Yes, that makes more sense. I think the general policy should be that
bugs get closed only when there's good evidence that they've been
fixed, and lack of feedback, save under very special circumstances,
doesn't fall in that category (the special circumstances being for
example, that a patch for the particular problem was installed, but
nobody has he configuration in question, and no feedback is obtainable
from anybody who does).
>
> We're presently having a problem with PRs in WAITING: you guys have
been
> putting lots of PRs into WAITING, for which I have the feeling that
> there's already enough info in the PR. We shouldn't be closing these
> reports if we don't get feedback in 3 months. We
> should review each of them again then.
I agree that we shouldn't close bugs willy-nilly. But I think the vast
majority of bugs in feedback really should be in feedback. Looking at
the two biggest categories in feedback, we've got bootstrap and target,
and both of those are the type which generally require a fair bit of
information...
> That sound reasonable for bugs on obscure targets.
Good.
> For example? For C/C++/Optimization, we do not put PRs into NEW just
> because it "looks like this could indeed happen". I would be very much
> opposed if we would adopt this as sufficient.

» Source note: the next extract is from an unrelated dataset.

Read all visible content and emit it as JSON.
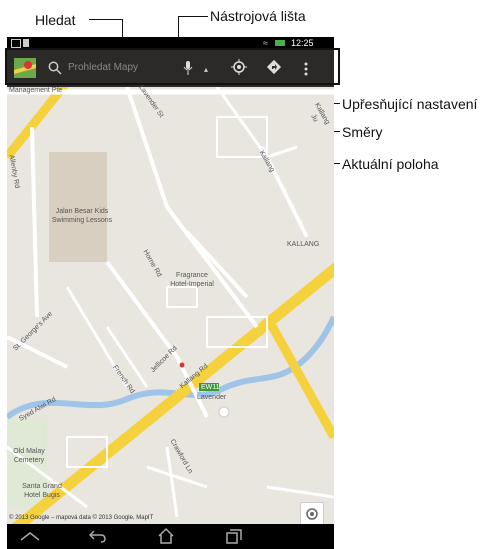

No, but what I mean is that C/C++ bugs are _generally_ reproducible
across targets, meaning you don't need a specific machine to test them
(usually). I certainly hope I haven't been marking bugs as NEW for
those reasons :-)
> Basically:
> Wolfgang x86-linux only
> Volker same
> Christian sparc
> Giovanni windows stuff
> Falk alpha (and some more)
> Dara seems like everything else :-)
Not quite. Right now I have access to PowerPC/Darwin, x86/Linux,
Sparc/Solaris. Hopefully this summer: HPPA/HPUX, IA64/HPUX, and
IA64/Linux.
Looks like the main missing ones are MIPS/IRIX, Alpha/Tru64 and the
small embedded ones (SH, Arm, etc.).
>
> > Another question I have is about including the platform of a bug in
the
> > summary (ie "[powerpc64] blah fails doing foo". Now that Daniel has
> > made it possible to edit the host and target fields (thanks
again!), it
> > seems to me that we should be using those, rather than the bug
summary,
>
> I'm not yet won over -- PR submitters will fill in these fields for
front
> end bugs as well, and then searching will become more difficult again.
> Also, what if a bug exists on multiple targets?
Good point. I concede that in this case the information is useful. I
withdraw that suggestion.
> I do it with a few people who I know are usually responsive to my
> requests. Otherwise only if I contacted them on- or off-list. I
consider
> it as impolite just assigning a bug to someone without asking
beforehand.
>
> I think this is a question for the maintainers to answer.
Right. I guess that pretty much answers all my questions. Now back to
finding out what's going on with Ada on Darwin...
Dara
P.S. Could somebody take a look at 10922 sometime? I definitely should
have taken a C++ course earlier this year, but until then...
P.P.S. Also, my message to the list about cygwin doesn't seem to have
gotten any response. My question was basically: is building with MS
VC++ supported (IMHO no), and if not, should we document this in the
target specific installation instructions.